Потом Джолли спросил индейца, не помнит ли он, когда в последний раз видел ее деда. Этот вопрос заставил Одри забыть про подводных чудовищ и обратиться в слух. Она даже сделала несколько шагов к ним, ожидая ответа.
— Дай подумать, — сказал старик, почесывая плешивую голову. — Думаю, это было недели три назад. Может быть, месяц.
— Он был один?
— Ага, — ответил индеец. — Хорошо помню. Он был один. — Беззубый старик повернулся и ткнул пальцем в сторону стоявшего на берегу ветхого сарая, давно требовавшего покраски. Висевшая над дверью вывеска гласила: «Привал Ти-Боя». Под ней кто-то приписал красной краской: «И пристань». — Он просил взять у Ти-Боя лодку, а потом уплыл на ней. Сам. Да, я точно помню.
— В какую сторону? — спросил Джолли.
Индеец повернулся и пальцем, скрюченным артритом, показал на юго-восток.
— Вон туда.
— И вернулся тоже один?
— Ага.
— Долго его не было?
— Дай сообразить… — Старик снова почесал голову. — Я увидел его в первый раз, когда собирался ловить рыбу, а когда он приплыл назад, было темно.
— Ты хочешь сказать, что его не было целый день, с раннего утра до позднего вечера?
— Ага. Я так и говорю. Ти-Бой чуть с ума не сошел. Он думал, что старый Грэм утонул, а лодка перевернулась и плавает где-то в заливе. — Потом старый индеец подумал и кивнул. — Ага. Я очень хорошо помню тот день.
Джолли внимательно выслушал его, а потом задал новый вопрос:
— Когда Грэм уплывал, ты не заметил, было ли у него что-нибудь с собой? Что-нибудь необычное? Например, сундучок?
Старик на мгновение задумался.
— Нет. Не помню ничего необычного. Почему спрашиваешь?
Да, подумала Одри. Почему он спрашивает? С учетом всех обстоятельств вопрос был странный.
— Так просто, — ответил Джолли. — Из любопытства.
— Ага, — сказал старый рыбак, медленно покачивая головой. — Я буду тосковать по старому Грэму. Мы с ним любили поболтать при случае. И ему нравилось, как я готовлю фейжуаду. Теперь, когда он больше не приедет, жизнь станет совсем другой.
Внезапно на глаза Одри навернулись слезы. Неужели ее дед действительно умер? Она все еще не могла привыкнуть к этой мысли.
Решив, что услышала достаточно, Одри повернулась и быстро пошла к пристани.
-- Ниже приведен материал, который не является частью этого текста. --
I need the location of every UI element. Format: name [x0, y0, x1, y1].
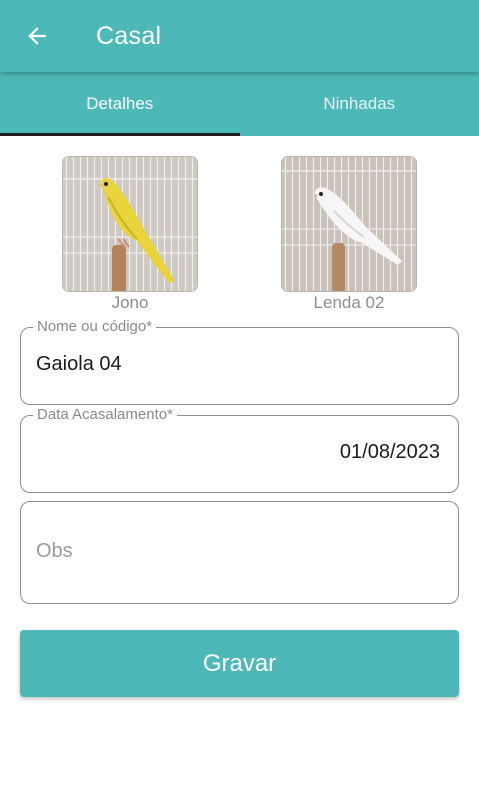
tab-label: Detalhes	[86, 94, 154, 113]
name-field-label: Nome ou código*	[33, 318, 157, 335]
tab-ninhadas[interactable]: Ninhadas	[240, 72, 479, 136]
mating-date-label: Data Acasalamento*	[33, 406, 177, 423]
name-field-value: Gaiola 04	[36, 353, 122, 375]
male-bird-photo[interactable]	[62, 156, 198, 292]
app-bar: Casal	[0, 0, 479, 72]
female-bird-photo[interactable]	[281, 156, 417, 292]
name-field[interactable]: Nome ou código* Gaiola 04	[20, 318, 459, 405]
tab-bar: Detalhes Ninhadas	[0, 72, 479, 136]
page-title: Casal	[96, 22, 162, 50]
save-button-label: Gravar	[202, 649, 277, 677]
mating-date-field[interactable]: Data Acasalamento* 01/08/2023	[20, 406, 459, 493]
obs-field[interactable]: Obs	[20, 501, 459, 604]
tab-indicator	[0, 133, 240, 136]
mating-date-value: 01/08/2023	[339, 441, 440, 463]
male-bird-name: Jono	[111, 293, 149, 312]
tab-detalhes[interactable]: Detalhes	[0, 72, 240, 136]
obs-placeholder: Obs	[36, 540, 73, 562]
yellow-canary-photo	[63, 157, 197, 291]
save-button[interactable]: Gravar	[20, 630, 459, 697]
tab-label: Ninhadas	[323, 94, 396, 113]
female-bird-name: Lenda 02	[313, 293, 385, 312]
arrow-left-icon	[28, 27, 46, 45]
back-button[interactable]	[16, 16, 58, 56]
white-canary-photo	[282, 157, 416, 291]
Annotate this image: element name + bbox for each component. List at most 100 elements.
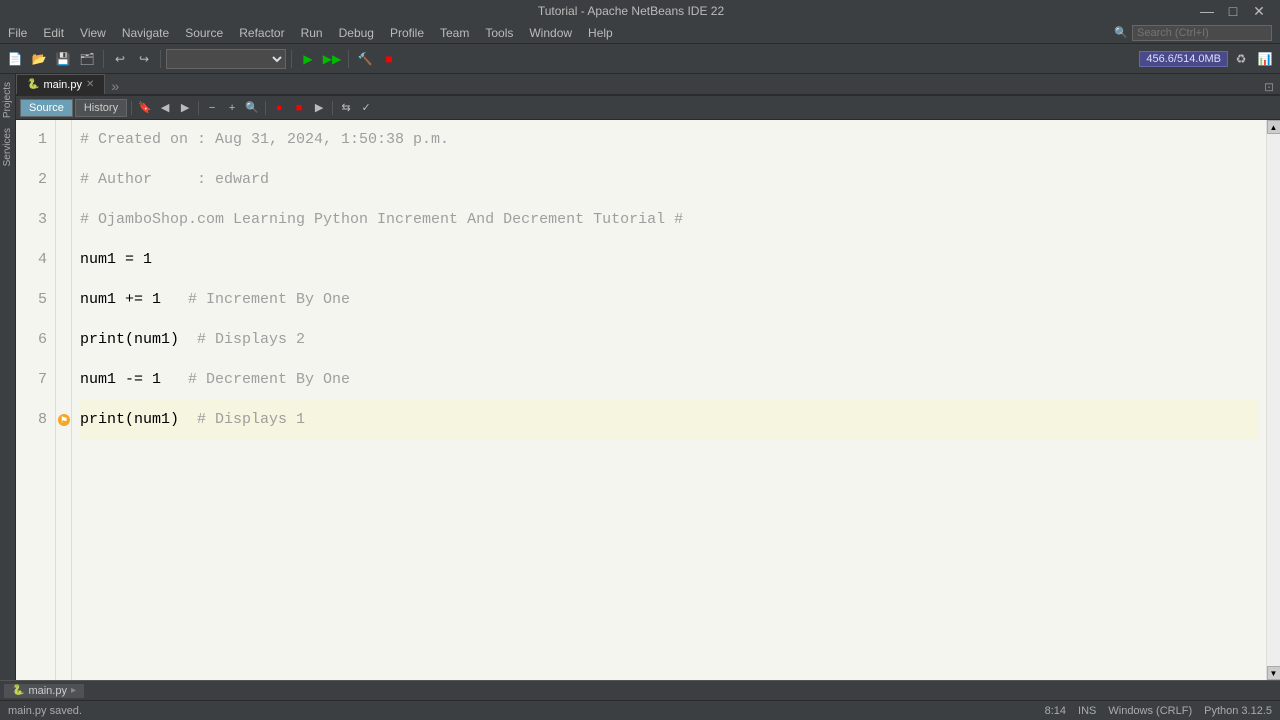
- project-selector[interactable]: [166, 49, 286, 69]
- new-file-button[interactable]: 📄: [4, 48, 26, 70]
- editor-toolbar: Source History 🔖 ◀ ▶ − + 🔍 ● ■ ▶ ⇆ ✓: [16, 96, 1280, 120]
- format-button[interactable]: ●: [270, 99, 288, 117]
- code-line-2: # Author : edward: [80, 160, 1258, 200]
- line-num-6: 6: [28, 320, 47, 360]
- code-line-6: print(num1) # Displays 2: [80, 320, 1258, 360]
- profile-button[interactable]: 📊: [1254, 48, 1276, 70]
- undo-button[interactable]: ↩: [109, 48, 131, 70]
- run-button[interactable]: ▶: [297, 48, 319, 70]
- line-num-8: 8: [28, 400, 47, 440]
- sidebar-projects[interactable]: Projects: [0, 78, 15, 122]
- code-gutter: ⚑: [56, 120, 72, 680]
- save-all-button[interactable]: 🗂: [76, 48, 98, 70]
- play-macro-button[interactable]: ▶: [310, 99, 328, 117]
- toolbar-separator-4: [348, 50, 349, 68]
- editor-maximize-button[interactable]: ⊡: [1258, 80, 1280, 94]
- line-num-7: 7: [28, 360, 47, 400]
- minimize-button[interactable]: —: [1194, 0, 1220, 22]
- line-num-5: 5: [28, 280, 47, 320]
- toggle-bookmark-button[interactable]: 🔖: [136, 99, 154, 117]
- status-message: main.py saved.: [8, 705, 1033, 717]
- line-ending: Windows (CRLF): [1108, 705, 1192, 717]
- line-num-3: 3: [28, 200, 47, 240]
- code-line-5: num1 += 1 # Increment By One: [80, 280, 1258, 320]
- menu-edit[interactable]: Edit: [35, 22, 72, 44]
- etb-sep1: [131, 101, 132, 115]
- memory-indicator[interactable]: 456.6/514.0MB: [1139, 51, 1228, 67]
- menu-debug[interactable]: Debug: [331, 22, 382, 44]
- menubar: File Edit View Navigate Source Refactor …: [0, 22, 1280, 44]
- menu-window[interactable]: Window: [521, 22, 580, 44]
- file-tab-strip: 🐍 main.py ✕ » ⊡: [16, 74, 1280, 96]
- python-version: Python 3.12.5: [1204, 705, 1272, 717]
- code-editor: 1 2 3 4 5 6 7 8 ⚑ # Created on : Aug 31,…: [16, 120, 1280, 680]
- menu-help[interactable]: Help: [580, 22, 621, 44]
- source-tab-button[interactable]: Source: [20, 99, 73, 117]
- etb-sep4: [332, 101, 333, 115]
- insert-mode: INS: [1078, 705, 1096, 717]
- window-title: Tutorial - Apache NetBeans IDE 22: [68, 4, 1194, 18]
- menu-view[interactable]: View: [72, 22, 114, 44]
- left-sidebar: Projects Services: [0, 74, 16, 680]
- toolbar-separator-1: [103, 50, 104, 68]
- etb-sep3: [265, 101, 266, 115]
- code-content[interactable]: # Created on : Aug 31, 2024, 1:50:38 p.m…: [72, 120, 1266, 680]
- bottom-tab-arrow[interactable]: ▸: [71, 685, 76, 696]
- open-file-button[interactable]: 📂: [28, 48, 50, 70]
- find-button[interactable]: 🔍: [243, 99, 261, 117]
- sidebar-services[interactable]: Services: [0, 124, 15, 170]
- main-area: Projects Services 🐍 main.py ✕ » ⊡ Source…: [0, 74, 1280, 680]
- main-toolbar: 📄 📂 💾 🗂 ↩ ↪ ▶ ▶▶ 🔨 ■ 456.6/514.0MB ♻ 📊: [0, 44, 1280, 74]
- etb-sep2: [198, 101, 199, 115]
- scroll-down-button[interactable]: ▼: [1267, 666, 1280, 680]
- fold-button[interactable]: −: [203, 99, 221, 117]
- menu-tools[interactable]: Tools: [477, 22, 521, 44]
- close-button[interactable]: ✕: [1246, 0, 1272, 22]
- history-tab-button[interactable]: History: [75, 99, 127, 117]
- tab-close-icon[interactable]: ✕: [86, 79, 94, 90]
- line-num-4: 4: [28, 240, 47, 280]
- file-tab-main-py[interactable]: 🐍 main.py ✕: [16, 74, 105, 94]
- line-num-1: 1: [28, 120, 47, 160]
- search-input[interactable]: [1132, 25, 1272, 41]
- bottom-file-tab[interactable]: 🐍 main.py ▸: [4, 684, 84, 698]
- status-right: 8:14 INS Windows (CRLF) Python 3.12.5: [1045, 705, 1272, 717]
- prev-bookmark-button[interactable]: ◀: [156, 99, 174, 117]
- menu-team[interactable]: Team: [432, 22, 477, 44]
- code-line-3: # OjamboShop.com Learning Python Increme…: [80, 200, 1258, 240]
- unfold-button[interactable]: +: [223, 99, 241, 117]
- code-line-7: num1 -= 1 # Decrement By One: [80, 360, 1258, 400]
- menu-profile[interactable]: Profile: [382, 22, 432, 44]
- tab-menu-button[interactable]: »: [105, 78, 125, 94]
- bottom-tab-bar: 🐍 main.py ▸: [0, 680, 1280, 700]
- record-button[interactable]: ■: [290, 99, 308, 117]
- line-numbers: 1 2 3 4 5 6 7 8: [16, 120, 56, 680]
- line-num-2: 2: [28, 160, 47, 200]
- diff-button[interactable]: ⇆: [337, 99, 355, 117]
- toolbar-separator-2: [160, 50, 161, 68]
- code-line-8: print(num1) # Displays 1: [80, 400, 1258, 440]
- redo-button[interactable]: ↪: [133, 48, 155, 70]
- code-line-1: # Created on : Aug 31, 2024, 1:50:38 p.m…: [80, 120, 1258, 160]
- stop-button[interactable]: ■: [378, 48, 400, 70]
- menu-file[interactable]: File: [0, 22, 35, 44]
- cursor-position: 8:14: [1045, 705, 1066, 717]
- vertical-scrollbar[interactable]: ▲ ▼: [1266, 120, 1280, 680]
- save-button[interactable]: 💾: [52, 48, 74, 70]
- titlebar: Tutorial - Apache NetBeans IDE 22 — □ ✕: [0, 0, 1280, 22]
- menu-source[interactable]: Source: [177, 22, 231, 44]
- menu-navigate[interactable]: Navigate: [114, 22, 177, 44]
- breakpoint-icon: ⚑: [58, 414, 70, 426]
- next-bookmark-button[interactable]: ▶: [176, 99, 194, 117]
- menu-run[interactable]: Run: [293, 22, 331, 44]
- toolbar-separator-3: [291, 50, 292, 68]
- gc-button[interactable]: ♻: [1230, 48, 1252, 70]
- scroll-up-button[interactable]: ▲: [1267, 120, 1280, 134]
- debug-button[interactable]: ▶▶: [321, 48, 343, 70]
- build-button[interactable]: 🔨: [354, 48, 376, 70]
- editor-area: 🐍 main.py ✕ » ⊡ Source History 🔖 ◀ ▶ − +…: [16, 74, 1280, 680]
- maximize-button[interactable]: □: [1220, 0, 1246, 22]
- menu-refactor[interactable]: Refactor: [231, 22, 292, 44]
- tasks-button[interactable]: ✓: [357, 99, 375, 117]
- window-controls: — □ ✕: [1194, 0, 1272, 22]
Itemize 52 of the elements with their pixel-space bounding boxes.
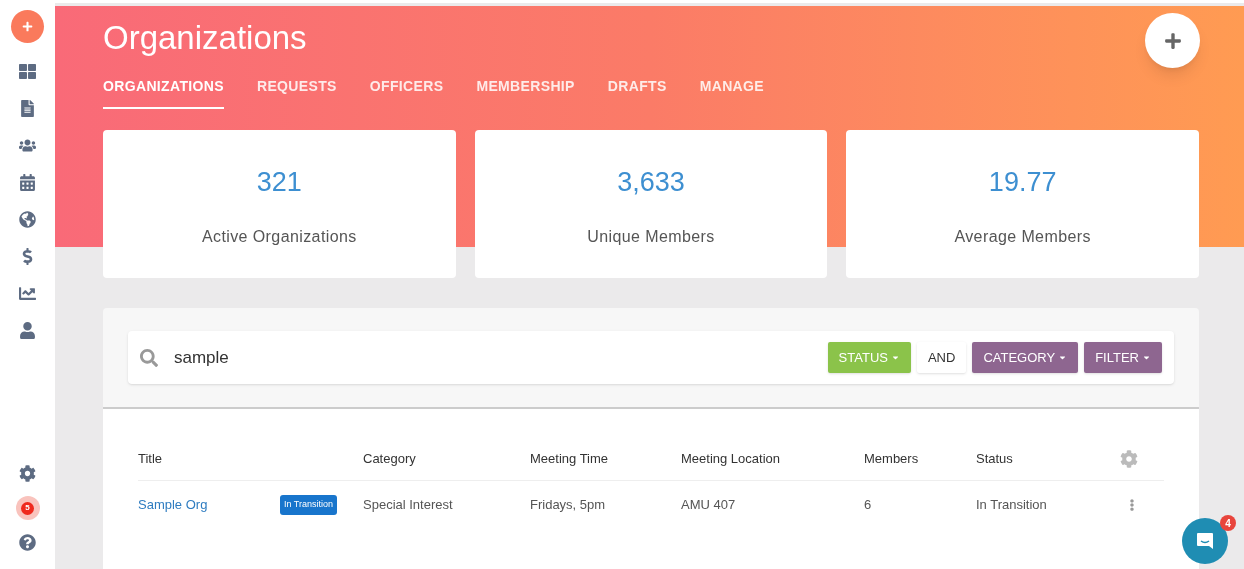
table-cell-text: AMU 407 [681,496,737,515]
caret-icon [1058,353,1068,362]
plus-icon [22,21,33,32]
chat-badge: 4 [1220,515,1236,531]
stat-label: Active Organizations [201,226,357,247]
stat-value: 19.77 [988,166,1057,199]
column-header: Meeting Location [681,449,781,468]
caret-icon [890,353,900,362]
tab[interactable]: MEMBERSHIP [476,76,575,109]
tab[interactable]: MANAGE [699,76,764,109]
tab[interactable]: ORGANIZATIONS [103,76,224,109]
organization-link[interactable]: Sample Org [138,495,280,515]
stat-label: Unique Members [587,226,715,247]
tab[interactable]: REQUESTS [256,76,337,109]
document-icon[interactable] [19,100,36,117]
add-button[interactable] [11,10,44,43]
chat-icon [1195,531,1215,551]
help-icon[interactable] [19,534,36,551]
globe-icon[interactable] [19,211,36,228]
column-header: Title [138,449,164,468]
filter-button[interactable]: FILTER [1084,342,1162,373]
caret-icon [1142,353,1151,362]
stat-label: Average Members [954,226,1091,247]
table-cell-text: Special Interest [363,496,454,515]
people-icon[interactable] [19,137,36,154]
column-header: Status [976,449,1014,468]
user-icon[interactable] [19,322,36,339]
page-title: Organizations [103,18,307,58]
table-cell-text: In Transition [976,496,1048,515]
tab[interactable]: DRAFTS [607,76,667,109]
settings-icon[interactable] [19,465,36,482]
notification-badge: 5 [21,501,34,515]
search-bar[interactable]: sample STATUS AND CATEGORY FILTER [128,331,1174,384]
dashboard-icon[interactable] [19,63,36,80]
notification-button[interactable]: 5 [15,496,40,520]
stat-value: 321 [256,166,302,199]
filter-button[interactable]: CATEGORY [972,342,1079,373]
status-badge: In Transition [280,495,338,515]
column-header: Members [864,449,920,468]
column-header: Meeting Time [530,449,610,468]
plus-icon [1163,31,1182,50]
table-cell-text: Fridays, 5pm [530,496,607,515]
column-header: Category [363,449,417,468]
stat-value: 3,633 [617,166,685,199]
filter-button[interactable]: STATUS [827,342,911,373]
search-icon [140,348,158,367]
search-field[interactable]: sample [174,344,828,371]
calendar-icon[interactable] [19,174,36,191]
table-cell-text: 6 [864,496,873,515]
tab[interactable]: OFFICERS [369,76,444,109]
chart-icon[interactable] [19,285,36,302]
filter-button[interactable]: AND [916,342,967,373]
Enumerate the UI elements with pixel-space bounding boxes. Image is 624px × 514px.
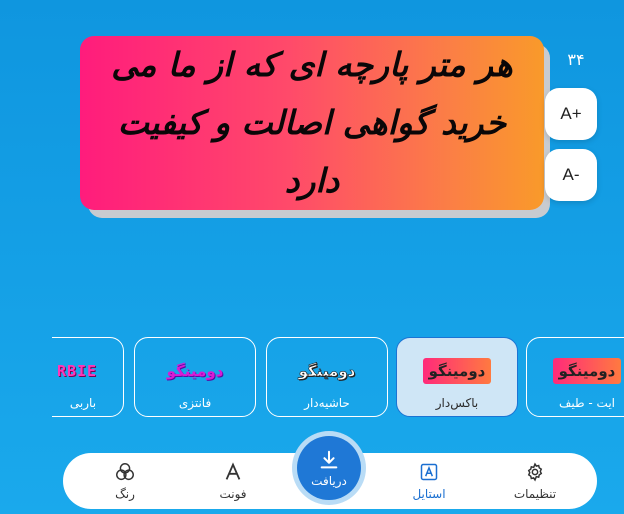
style-label: باربی <box>69 396 97 410</box>
style-label: فانتزی <box>178 396 212 410</box>
style-strip[interactable]: دومینگو ایت - طیف دومینگو باکس‌دار دومین… <box>52 330 624 430</box>
preview-text: هر متر پارچه ای که از ما می خرید گواهی ا… <box>111 45 513 200</box>
style-option-barbie[interactable]: RBIE باربی <box>52 337 124 417</box>
nav-font-label: فونت <box>219 487 247 501</box>
style-sample: RBIE <box>56 362 98 380</box>
nav-style[interactable]: استایل <box>389 453 469 509</box>
color-icon <box>114 461 136 483</box>
style-option-boxed[interactable]: دومینگو باکس‌دار <box>396 337 518 417</box>
style-label: حاشیه‌دار <box>304 396 350 410</box>
style-sample: دومینگو <box>422 358 492 384</box>
nav-font[interactable]: فونت <box>193 453 273 509</box>
gear-icon <box>524 461 546 483</box>
nav-style-label: استایل <box>412 487 446 501</box>
increase-font-button[interactable]: A+ <box>545 88 597 140</box>
style-option-gradient[interactable]: دومینگو ایت - طیف <box>526 337 624 417</box>
download-button[interactable]: دریافت <box>297 436 361 500</box>
nav-color-label: رنگ <box>115 487 135 501</box>
style-sample: دومینگو <box>166 362 224 380</box>
font-icon <box>222 461 244 483</box>
download-label: دریافت <box>311 473 347 488</box>
text-preview-card: هر متر پارچه ای که از ما می خرید گواهی ا… <box>80 36 544 210</box>
nav-settings[interactable]: تنظیمات <box>495 453 575 509</box>
style-sample: دومینگو <box>552 358 622 384</box>
decrease-font-button[interactable]: A- <box>545 149 597 201</box>
style-option-fantasy[interactable]: دومینگو فانتزی <box>134 337 256 417</box>
style-option-outline[interactable]: دومینگو حاشیه‌دار <box>266 337 388 417</box>
style-sample: دومینگو <box>298 362 356 381</box>
nav-settings-label: تنظیمات <box>513 487 557 501</box>
download-icon <box>320 450 338 468</box>
font-size-value: ۳۴ <box>567 50 585 69</box>
nav-color[interactable]: رنگ <box>85 453 165 509</box>
style-label: باکس‌دار <box>435 396 479 410</box>
style-icon <box>418 461 440 483</box>
style-label: ایت - طیف <box>558 396 615 410</box>
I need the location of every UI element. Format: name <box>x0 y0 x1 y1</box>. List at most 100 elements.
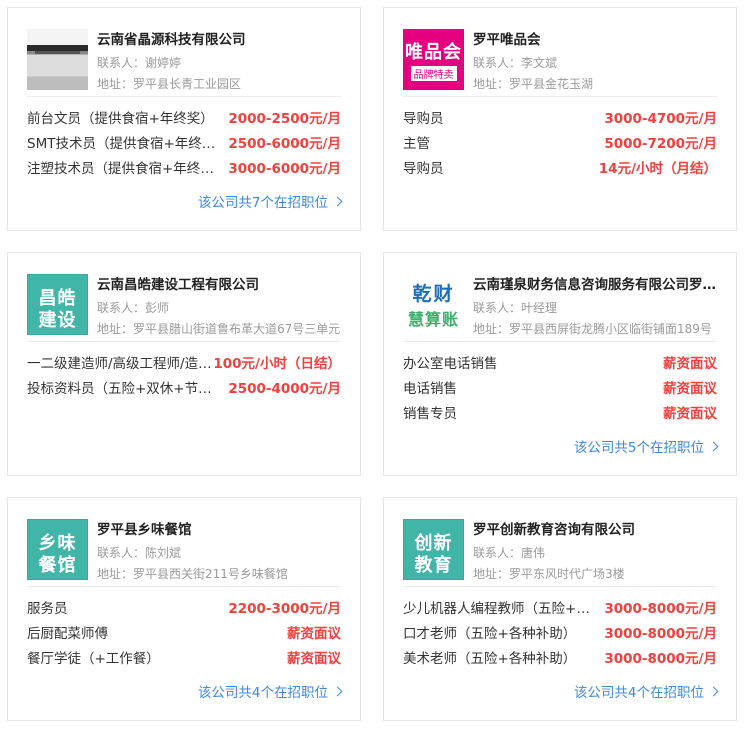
divider <box>27 586 341 587</box>
company-contact: 联系人：叶经理 <box>473 301 558 315</box>
job-row[interactable]: 导购员 14元/小时（月结） <box>403 157 717 182</box>
logo-text-bottom: 建设 <box>38 309 77 331</box>
company-card[interactable]: 乡味 餐馆 罗平县乡味餐馆 联系人：陈刘斌 地址：罗平县西关街211号乡味餐馆 … <box>7 497 361 721</box>
job-row[interactable]: 投标资料员（五险+双休+节假日） 2500-4000元/月 <box>27 377 341 402</box>
divider <box>403 586 717 587</box>
company-logo-finance[interactable]: 乾财 慧算账 <box>403 274 464 335</box>
company-logo-photo[interactable] <box>27 29 88 90</box>
job-salary: 薪资面议 <box>663 406 717 422</box>
company-address: 地址：罗平东风时代广场3楼 <box>473 567 625 581</box>
job-row[interactable]: 餐厅学徒（+工作餐） 薪资面议 <box>27 647 341 672</box>
more-jobs-link[interactable]: 该公司共4个在招职位 <box>198 681 343 701</box>
job-title[interactable]: 注塑技术员（提供食宿+年终奖） <box>27 157 217 177</box>
logo-sign-bar <box>35 51 80 54</box>
job-title[interactable]: 少儿机器人编程教师（五险+双休） <box>403 597 593 617</box>
more-jobs-link[interactable]: 该公司共7个在招职位 <box>198 191 343 211</box>
job-salary: 14元/小时（月结） <box>598 161 717 177</box>
job-title[interactable]: 美术老师（五险+各种补助） <box>403 647 593 667</box>
job-title[interactable]: 投标资料员（五险+双休+节假日） <box>27 377 217 397</box>
divider <box>27 96 341 97</box>
job-list: 导购员 3000-4700元/月 主管 5000-7200元/月 导购员 14元… <box>403 107 717 182</box>
logo-text-top: 乡味 <box>38 532 77 554</box>
job-list: 一二级建造师/高级工程师/造价师 100元/小时（日结） 投标资料员（五险+双休… <box>27 352 341 402</box>
job-row[interactable]: 一二级建造师/高级工程师/造价师 100元/小时（日结） <box>27 352 341 377</box>
job-title[interactable]: 后厨配菜师傅 <box>27 622 217 642</box>
company-name[interactable]: 罗平创新教育咨询有限公司 <box>473 518 723 538</box>
company-name[interactable]: 罗平县乡味餐馆 <box>97 518 347 538</box>
company-name[interactable]: 云南瑾泉财务信息咨询服务有限公司罗平分公司 <box>473 273 723 293</box>
company-logo-vip[interactable]: 唯品会 品牌特卖 <box>403 29 464 90</box>
logo-glyphs: 创新 教育 <box>404 532 463 577</box>
company-address: 地址：罗平县金花玉湖 <box>473 77 594 91</box>
job-title[interactable]: 办公室电话销售 <box>403 352 593 372</box>
job-salary: 100元/小时（日结） <box>213 356 341 372</box>
job-row[interactable]: 美术老师（五险+各种补助） 3000-8000元/月 <box>403 647 717 672</box>
job-salary: 3000-8000元/月 <box>604 626 717 642</box>
job-title[interactable]: 口才老师（五险+各种补助） <box>403 622 593 642</box>
job-salary: 3000-4700元/月 <box>604 111 717 127</box>
more-jobs-label[interactable]: 该公司共5个在招职位 <box>574 436 704 456</box>
more-jobs-link[interactable]: 该公司共5个在招职位 <box>574 436 719 456</box>
company-card[interactable]: 乾财 慧算账 云南瑾泉财务信息咨询服务有限公司罗平分公司 联系人：叶经理 地址：… <box>383 252 737 476</box>
job-row[interactable]: 导购员 3000-4700元/月 <box>403 107 717 132</box>
job-title[interactable]: 导购员 <box>403 157 593 177</box>
job-row[interactable]: SMT技术员（提供食宿+年终奖） 2500-6000元/月 <box>27 132 341 157</box>
job-salary: 3000-6000元/月 <box>228 161 341 177</box>
job-row[interactable]: 服务员 2200-3000元/月 <box>27 597 341 622</box>
job-row[interactable]: 前台文员（提供食宿+年终奖） 2000-2500元/月 <box>27 107 341 132</box>
company-logo-teal[interactable]: 创新 教育 <box>403 519 464 580</box>
job-list: 前台文员（提供食宿+年终奖） 2000-2500元/月 SMT技术员（提供食宿+… <box>27 107 341 182</box>
company-card[interactable]: 云南省晶源科技有限公司 联系人：谢婷婷 地址：罗平县长青工业园区 前台文员（提供… <box>7 7 361 231</box>
job-title[interactable]: 导购员 <box>403 107 593 127</box>
company-logo-teal[interactable]: 昌皓 建设 <box>27 274 88 335</box>
job-title[interactable]: 一二级建造师/高级工程师/造价师 <box>27 352 217 372</box>
job-salary: 3000-8000元/月 <box>604 601 717 617</box>
company-card[interactable]: 唯品会 品牌特卖 罗平唯品会 联系人：李文斌 地址：罗平县金花玉湖 导购员 30… <box>383 7 737 231</box>
job-row[interactable]: 后厨配菜师傅 薪资面议 <box>27 622 341 647</box>
company-contact: 联系人：谢婷婷 <box>97 56 182 70</box>
company-address: 地址：罗平县长青工业园区 <box>97 77 242 91</box>
more-jobs-label[interactable]: 该公司共4个在招职位 <box>198 681 328 701</box>
logo-text-top: 创新 <box>414 532 453 554</box>
job-row[interactable]: 电话销售 薪资面议 <box>403 377 717 402</box>
company-contact: 联系人：陈刘斌 <box>97 546 182 560</box>
job-salary: 2000-2500元/月 <box>228 111 341 127</box>
more-jobs-label[interactable]: 该公司共4个在招职位 <box>574 681 704 701</box>
job-salary: 薪资面议 <box>287 626 341 642</box>
logo-glyphs: 昌皓 建设 <box>28 287 87 332</box>
divider <box>403 341 717 342</box>
job-title[interactable]: 服务员 <box>27 597 217 617</box>
divider <box>27 341 341 342</box>
job-salary: 2500-4000元/月 <box>228 381 341 397</box>
chevron-right-icon <box>708 441 719 451</box>
job-row[interactable]: 办公室电话销售 薪资面议 <box>403 352 717 377</box>
job-row[interactable]: 销售专员 薪资面议 <box>403 402 717 427</box>
company-card[interactable]: 昌皓 建设 云南昌皓建设工程有限公司 联系人：彭师 地址：罗平县腊山街道鲁布革大… <box>7 252 361 476</box>
more-jobs-link[interactable]: 该公司共4个在招职位 <box>574 681 719 701</box>
job-salary: 薪资面议 <box>287 651 341 667</box>
job-title[interactable]: 餐厅学徒（+工作餐） <box>27 647 217 667</box>
job-title[interactable]: 主管 <box>403 132 593 152</box>
job-salary: 2500-6000元/月 <box>228 136 341 152</box>
job-title[interactable]: 前台文员（提供食宿+年终奖） <box>27 107 217 127</box>
job-list: 服务员 2200-3000元/月 后厨配菜师傅 薪资面议 餐厅学徒（+工作餐） … <box>27 597 341 672</box>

Как ни странно, она ощутила внезапный страх, словно после смерти деда осталась совсем одна на свете. Впрочем, так оно и было. Из всей их семьи была жива только она. Но это ощущение не имело никакого смысла. Как-никак, она не видела деда годами и едва ли могла рассчитывать на его моральную поддержку. И все же Одри растирала плечи, пытаясь избавиться от холода внутри. Потому что отрицать не приходилось: в эту минуту она тосковала по деду, как никогда в жизни. Теперь, когда на смену старым обидам пришло понимание, что уже ничего исправить нельзя, эта тоска стала еще сильнее.
Похолодание, пришедшее прошлой ночью, давно кончилось, и на полуденном солнце температура доходила до двадцати градусов. Одри посмотрела на север и убедилась, что Джолли был прав: проходившего через весь штат Луизиана десятого шоссе, по которому взад-вперед сновали машины, отсюда видно не было. Протянутое лет двадцать с лишним назад, оно было первым признаком современной цивилизации в этом районе, который, несмотря на веяния времени, продолжал оставаться глушью. На восточном краю плавней Абминга находился Батон-Руж, а на западном — Лафайет. К северу и югу тянулись сплошные болота. Но на юге, за полосой болот, раскинулся великолепный Мексиканский залив, воды которого разбивались о песчаные пляжи Луизианы.
— Готовы? — спросил Джолли, заставив ее вздрогнуть.
Одри быстро обернулась.
— Куда теперь?
— Проедем несколько миль вдоль протоки, — сказал он, жестом показав направление.
— А потом?
Джолли вздохнул.
— Послушайте, вы и так плохо представляете себе, где находитесь… Увидите сами, ладно?
— Иными словами, я должна доверять вам.
— Вот именно.
— А разве у меня есть выбор?
— Вообще-то есть. Я могу отвезти вас обратно в Лафайет, посадить на самолет и отправить в Талсу.
— Но тогда я должна буду поверить, что, как только вы что-нибудь найдете, тут же позвоните мне.